We have phone wires running from our house to the AT&T box several blocks away. Phone wires are not good for networking, and these wires are much longer than our inside-the-house wires. The phone company has to do some funky stuff to move data over these wires. When the funky stuff is working, it takes 20-25 milliseconds to ping the phone company’s router.

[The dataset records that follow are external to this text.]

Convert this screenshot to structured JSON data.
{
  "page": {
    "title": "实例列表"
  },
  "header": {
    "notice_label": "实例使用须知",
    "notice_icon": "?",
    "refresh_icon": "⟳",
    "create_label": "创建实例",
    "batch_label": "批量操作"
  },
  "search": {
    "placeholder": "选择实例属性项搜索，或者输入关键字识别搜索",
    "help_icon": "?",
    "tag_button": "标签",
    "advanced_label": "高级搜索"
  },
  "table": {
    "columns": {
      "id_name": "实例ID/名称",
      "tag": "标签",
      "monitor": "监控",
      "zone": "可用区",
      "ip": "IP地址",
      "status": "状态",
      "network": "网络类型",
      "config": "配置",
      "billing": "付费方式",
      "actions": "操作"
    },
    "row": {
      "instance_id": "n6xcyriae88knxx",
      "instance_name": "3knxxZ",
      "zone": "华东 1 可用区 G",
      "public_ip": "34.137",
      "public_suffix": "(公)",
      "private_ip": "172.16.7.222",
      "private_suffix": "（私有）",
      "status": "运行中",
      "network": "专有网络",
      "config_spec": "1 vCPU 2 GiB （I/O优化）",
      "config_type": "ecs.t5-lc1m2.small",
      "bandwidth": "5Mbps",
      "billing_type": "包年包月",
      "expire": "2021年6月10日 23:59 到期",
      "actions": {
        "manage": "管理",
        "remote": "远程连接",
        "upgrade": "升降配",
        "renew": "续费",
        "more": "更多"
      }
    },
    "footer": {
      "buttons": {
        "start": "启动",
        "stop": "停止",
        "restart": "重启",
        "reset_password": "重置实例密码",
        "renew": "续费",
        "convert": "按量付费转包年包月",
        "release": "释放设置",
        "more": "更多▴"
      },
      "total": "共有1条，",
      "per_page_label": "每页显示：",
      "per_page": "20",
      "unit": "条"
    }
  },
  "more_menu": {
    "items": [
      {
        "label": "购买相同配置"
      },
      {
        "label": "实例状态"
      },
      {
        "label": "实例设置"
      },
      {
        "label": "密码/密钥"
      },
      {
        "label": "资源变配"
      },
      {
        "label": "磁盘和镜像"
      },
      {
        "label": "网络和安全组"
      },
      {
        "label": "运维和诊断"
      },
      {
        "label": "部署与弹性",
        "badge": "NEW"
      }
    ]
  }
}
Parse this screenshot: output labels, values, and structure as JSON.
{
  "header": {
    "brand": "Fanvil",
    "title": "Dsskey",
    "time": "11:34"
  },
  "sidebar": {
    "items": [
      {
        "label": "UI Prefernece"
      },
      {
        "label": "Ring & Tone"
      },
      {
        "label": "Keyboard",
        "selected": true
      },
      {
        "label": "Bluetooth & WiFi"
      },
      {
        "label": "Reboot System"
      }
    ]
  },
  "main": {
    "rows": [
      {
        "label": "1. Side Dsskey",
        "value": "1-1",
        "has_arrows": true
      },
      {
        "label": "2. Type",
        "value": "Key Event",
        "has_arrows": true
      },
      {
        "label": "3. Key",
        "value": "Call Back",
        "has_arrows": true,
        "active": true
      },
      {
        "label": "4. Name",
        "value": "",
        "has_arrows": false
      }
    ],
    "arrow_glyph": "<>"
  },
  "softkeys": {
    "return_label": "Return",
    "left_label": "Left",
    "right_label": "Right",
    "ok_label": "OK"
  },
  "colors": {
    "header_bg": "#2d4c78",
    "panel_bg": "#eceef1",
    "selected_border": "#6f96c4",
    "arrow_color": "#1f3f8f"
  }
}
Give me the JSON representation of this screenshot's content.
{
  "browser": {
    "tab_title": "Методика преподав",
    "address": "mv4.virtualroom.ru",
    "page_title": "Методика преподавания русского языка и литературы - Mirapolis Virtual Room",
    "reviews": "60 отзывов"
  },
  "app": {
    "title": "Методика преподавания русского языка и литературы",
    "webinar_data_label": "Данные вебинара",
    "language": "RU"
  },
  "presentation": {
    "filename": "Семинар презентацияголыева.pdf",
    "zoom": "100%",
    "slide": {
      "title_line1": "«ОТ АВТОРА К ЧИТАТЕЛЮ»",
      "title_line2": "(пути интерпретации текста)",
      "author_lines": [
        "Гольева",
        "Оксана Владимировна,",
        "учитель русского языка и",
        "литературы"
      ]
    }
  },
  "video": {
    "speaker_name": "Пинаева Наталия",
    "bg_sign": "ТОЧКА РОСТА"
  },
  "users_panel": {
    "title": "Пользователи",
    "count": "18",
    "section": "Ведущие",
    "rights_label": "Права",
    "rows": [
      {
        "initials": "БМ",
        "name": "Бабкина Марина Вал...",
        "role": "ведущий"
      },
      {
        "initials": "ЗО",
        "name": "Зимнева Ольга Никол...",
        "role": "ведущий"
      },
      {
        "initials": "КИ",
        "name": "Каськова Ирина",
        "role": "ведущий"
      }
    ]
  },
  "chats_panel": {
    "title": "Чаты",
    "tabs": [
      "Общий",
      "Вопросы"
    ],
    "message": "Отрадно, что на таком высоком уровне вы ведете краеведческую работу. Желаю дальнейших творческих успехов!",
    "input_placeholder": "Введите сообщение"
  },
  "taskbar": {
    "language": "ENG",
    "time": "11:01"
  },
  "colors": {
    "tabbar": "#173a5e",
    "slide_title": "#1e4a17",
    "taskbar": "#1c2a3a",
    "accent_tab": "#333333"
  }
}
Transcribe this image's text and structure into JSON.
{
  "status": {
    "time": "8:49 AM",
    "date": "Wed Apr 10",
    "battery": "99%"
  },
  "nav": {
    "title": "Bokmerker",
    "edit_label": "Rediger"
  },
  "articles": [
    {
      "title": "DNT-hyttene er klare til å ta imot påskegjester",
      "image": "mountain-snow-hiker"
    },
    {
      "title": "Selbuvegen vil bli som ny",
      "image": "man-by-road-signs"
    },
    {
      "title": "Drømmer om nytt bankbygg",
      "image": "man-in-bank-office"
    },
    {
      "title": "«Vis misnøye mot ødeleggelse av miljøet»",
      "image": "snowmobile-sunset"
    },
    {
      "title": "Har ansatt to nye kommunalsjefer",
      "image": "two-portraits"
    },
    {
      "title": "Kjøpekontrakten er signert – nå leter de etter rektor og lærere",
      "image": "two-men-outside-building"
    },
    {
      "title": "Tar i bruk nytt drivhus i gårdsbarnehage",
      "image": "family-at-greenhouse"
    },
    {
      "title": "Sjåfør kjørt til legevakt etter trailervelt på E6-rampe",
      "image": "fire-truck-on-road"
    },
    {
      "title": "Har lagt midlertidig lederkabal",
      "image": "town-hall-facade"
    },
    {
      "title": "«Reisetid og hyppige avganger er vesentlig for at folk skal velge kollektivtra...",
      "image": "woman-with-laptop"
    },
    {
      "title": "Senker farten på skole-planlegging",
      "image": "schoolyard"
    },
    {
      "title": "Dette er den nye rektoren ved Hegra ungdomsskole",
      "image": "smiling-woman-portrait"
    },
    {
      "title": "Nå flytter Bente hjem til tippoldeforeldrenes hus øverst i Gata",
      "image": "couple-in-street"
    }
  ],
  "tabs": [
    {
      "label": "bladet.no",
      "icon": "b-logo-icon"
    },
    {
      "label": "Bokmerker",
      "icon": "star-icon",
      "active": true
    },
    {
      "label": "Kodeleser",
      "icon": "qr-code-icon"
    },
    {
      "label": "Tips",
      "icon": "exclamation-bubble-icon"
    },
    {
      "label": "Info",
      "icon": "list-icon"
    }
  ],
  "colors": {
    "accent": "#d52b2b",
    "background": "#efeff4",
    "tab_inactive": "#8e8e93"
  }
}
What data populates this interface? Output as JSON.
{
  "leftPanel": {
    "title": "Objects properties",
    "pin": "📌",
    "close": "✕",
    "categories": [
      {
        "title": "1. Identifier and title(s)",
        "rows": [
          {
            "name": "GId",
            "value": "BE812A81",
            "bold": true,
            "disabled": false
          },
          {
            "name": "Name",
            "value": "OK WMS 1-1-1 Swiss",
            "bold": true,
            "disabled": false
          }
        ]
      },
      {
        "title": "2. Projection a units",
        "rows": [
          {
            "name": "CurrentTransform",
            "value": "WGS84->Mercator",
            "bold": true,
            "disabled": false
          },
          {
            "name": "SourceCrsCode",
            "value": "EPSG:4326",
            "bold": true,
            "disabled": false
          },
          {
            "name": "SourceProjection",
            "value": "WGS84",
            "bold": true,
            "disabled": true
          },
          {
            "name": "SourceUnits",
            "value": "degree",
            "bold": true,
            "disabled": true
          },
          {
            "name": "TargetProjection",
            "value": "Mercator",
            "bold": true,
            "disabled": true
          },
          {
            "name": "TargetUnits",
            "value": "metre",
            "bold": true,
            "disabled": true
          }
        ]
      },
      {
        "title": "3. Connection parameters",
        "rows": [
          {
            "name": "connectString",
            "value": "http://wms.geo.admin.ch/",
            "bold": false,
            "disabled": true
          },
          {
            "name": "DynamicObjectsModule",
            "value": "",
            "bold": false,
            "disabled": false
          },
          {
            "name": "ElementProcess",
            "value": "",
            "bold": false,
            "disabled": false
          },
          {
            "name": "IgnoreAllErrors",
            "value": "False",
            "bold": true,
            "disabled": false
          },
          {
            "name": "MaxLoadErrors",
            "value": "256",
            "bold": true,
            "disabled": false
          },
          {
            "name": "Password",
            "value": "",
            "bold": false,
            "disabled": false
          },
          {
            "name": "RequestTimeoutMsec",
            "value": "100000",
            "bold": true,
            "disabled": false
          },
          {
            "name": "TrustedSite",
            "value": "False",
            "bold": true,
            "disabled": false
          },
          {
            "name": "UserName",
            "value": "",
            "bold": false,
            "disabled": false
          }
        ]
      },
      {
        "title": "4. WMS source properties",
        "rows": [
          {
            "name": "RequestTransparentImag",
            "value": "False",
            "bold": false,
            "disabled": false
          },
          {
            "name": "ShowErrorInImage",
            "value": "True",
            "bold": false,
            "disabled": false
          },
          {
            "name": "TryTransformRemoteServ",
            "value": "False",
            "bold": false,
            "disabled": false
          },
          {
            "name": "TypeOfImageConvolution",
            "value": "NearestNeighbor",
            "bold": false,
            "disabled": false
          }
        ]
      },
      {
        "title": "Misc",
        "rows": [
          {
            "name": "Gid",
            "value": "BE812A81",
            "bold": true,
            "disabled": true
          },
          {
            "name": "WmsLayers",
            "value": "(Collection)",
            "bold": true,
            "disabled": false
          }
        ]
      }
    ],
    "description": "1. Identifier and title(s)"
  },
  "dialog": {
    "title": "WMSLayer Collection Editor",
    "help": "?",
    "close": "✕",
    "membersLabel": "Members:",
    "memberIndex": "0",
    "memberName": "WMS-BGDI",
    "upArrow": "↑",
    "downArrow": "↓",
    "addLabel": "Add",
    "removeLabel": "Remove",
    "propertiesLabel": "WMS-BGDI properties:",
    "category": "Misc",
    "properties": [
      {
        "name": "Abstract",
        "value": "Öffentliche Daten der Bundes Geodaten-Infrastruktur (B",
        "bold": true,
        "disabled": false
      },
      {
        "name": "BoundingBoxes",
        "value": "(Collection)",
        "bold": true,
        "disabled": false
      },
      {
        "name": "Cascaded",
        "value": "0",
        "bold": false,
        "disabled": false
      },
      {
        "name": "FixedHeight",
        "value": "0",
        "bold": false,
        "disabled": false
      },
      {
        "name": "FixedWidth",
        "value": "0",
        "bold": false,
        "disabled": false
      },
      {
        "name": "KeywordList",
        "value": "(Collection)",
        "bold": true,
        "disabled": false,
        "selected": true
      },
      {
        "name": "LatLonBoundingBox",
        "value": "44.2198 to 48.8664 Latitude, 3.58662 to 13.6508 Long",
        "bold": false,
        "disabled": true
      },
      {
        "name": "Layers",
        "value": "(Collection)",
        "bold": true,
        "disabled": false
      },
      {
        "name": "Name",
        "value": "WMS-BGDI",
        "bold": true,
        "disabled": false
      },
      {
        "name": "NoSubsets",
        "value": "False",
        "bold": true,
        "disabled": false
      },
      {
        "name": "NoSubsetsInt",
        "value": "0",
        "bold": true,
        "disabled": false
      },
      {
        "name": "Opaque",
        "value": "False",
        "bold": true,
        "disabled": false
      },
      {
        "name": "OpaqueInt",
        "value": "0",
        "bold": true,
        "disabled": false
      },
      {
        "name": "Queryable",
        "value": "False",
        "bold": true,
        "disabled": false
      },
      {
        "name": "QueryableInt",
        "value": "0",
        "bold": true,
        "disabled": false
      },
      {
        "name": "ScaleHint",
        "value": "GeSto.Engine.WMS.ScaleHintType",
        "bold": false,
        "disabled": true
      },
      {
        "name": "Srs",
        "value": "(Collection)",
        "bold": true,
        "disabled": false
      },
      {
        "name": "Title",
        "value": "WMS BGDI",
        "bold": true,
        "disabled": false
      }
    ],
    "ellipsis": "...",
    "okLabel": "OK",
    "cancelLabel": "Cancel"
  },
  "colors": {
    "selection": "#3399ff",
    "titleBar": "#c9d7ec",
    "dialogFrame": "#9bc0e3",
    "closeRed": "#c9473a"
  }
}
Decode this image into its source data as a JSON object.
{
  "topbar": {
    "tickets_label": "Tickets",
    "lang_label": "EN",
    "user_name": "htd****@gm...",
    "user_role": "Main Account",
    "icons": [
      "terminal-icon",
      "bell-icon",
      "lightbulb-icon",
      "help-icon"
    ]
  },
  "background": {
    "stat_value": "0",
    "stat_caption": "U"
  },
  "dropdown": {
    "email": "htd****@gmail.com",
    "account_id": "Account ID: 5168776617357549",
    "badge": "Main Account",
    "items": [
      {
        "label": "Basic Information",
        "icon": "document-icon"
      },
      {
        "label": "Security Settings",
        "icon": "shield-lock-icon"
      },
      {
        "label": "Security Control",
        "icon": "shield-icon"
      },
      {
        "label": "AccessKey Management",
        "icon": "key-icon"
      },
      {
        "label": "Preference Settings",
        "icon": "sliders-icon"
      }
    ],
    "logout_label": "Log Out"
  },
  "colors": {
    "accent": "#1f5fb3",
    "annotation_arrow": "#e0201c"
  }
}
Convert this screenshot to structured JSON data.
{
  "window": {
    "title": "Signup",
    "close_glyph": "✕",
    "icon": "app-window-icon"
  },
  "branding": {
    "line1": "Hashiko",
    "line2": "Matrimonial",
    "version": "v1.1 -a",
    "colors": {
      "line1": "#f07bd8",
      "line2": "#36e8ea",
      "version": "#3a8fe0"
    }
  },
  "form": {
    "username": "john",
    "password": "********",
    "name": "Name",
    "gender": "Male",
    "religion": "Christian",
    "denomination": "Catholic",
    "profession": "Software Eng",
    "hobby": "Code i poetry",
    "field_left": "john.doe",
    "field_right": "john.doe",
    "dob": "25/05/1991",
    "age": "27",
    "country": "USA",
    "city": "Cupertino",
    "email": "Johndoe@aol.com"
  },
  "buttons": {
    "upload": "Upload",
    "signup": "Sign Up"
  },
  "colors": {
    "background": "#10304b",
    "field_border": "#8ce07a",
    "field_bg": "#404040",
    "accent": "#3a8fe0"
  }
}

Things are more complicated over the phone wires. If the wires pass by someone’s house and someone in that house starts their clothes dryer (or other large electricity user), it can generate electrical noise, and that noise can interfere with our data moving along the phone lines. If there’s a thunderstorm within several miles, those lightning strikes generate noise which can interfere with your data.

And the phone company’s router is also servicing everyone else in the neighborhood, so sometimes it is too busy to promptly reply to your ping. Responding to pings is the least important thing the router does, so it will prioritize all other work ahead of your pings.

Based on my experiments, if the telco router responds to 80% of your pings within 25 milliseconds, that’s as good as it gets with our internet service.

You can also use the “ping”command, after you use the tracert command. tracert shows you the IP address of the routers. If you want to do extra pings on a router (perhaps to see whether it is consistently fast):

  • ping -n 99 192.168.8.1

(Of course you should use the IP address of the router you’re interested in, if it isn’t 192.168.8.1). This example will ping the router 99 times, instead of the 3 times which tracert uses.

This is all useful to tell where the latency (slowness) is coming from. You have to know what piece of your connection is slow in order to fix it.

  • If a router inside our home is slow once in a while, we fix it by rebooting it.
  • If a router inside our home is constantly slow, ask Dad to look into it.
  • If the telco router is slow once in a while, we live with it.
  • If the telco router is constantly slow, we call AT&T and complain about it.
  • If the slowness occurs after the telco router, there’s little we can do about it. Either the Internet is slow or the site you are using is slow. There’s nobody to complain to when the Internet doesn’t work. You could try contacting the help desk at your web site to ask them if they can speed up their connection to the Internet.

Note: For comparison purposes, pinging one of our internal routers via a good WiFi connection takes from 1.5 to 5 msec, with lots of variance. WiFi is radio and lots more stuff interferes with radio, so you’ll get an occasional ping time of something like 100 msec.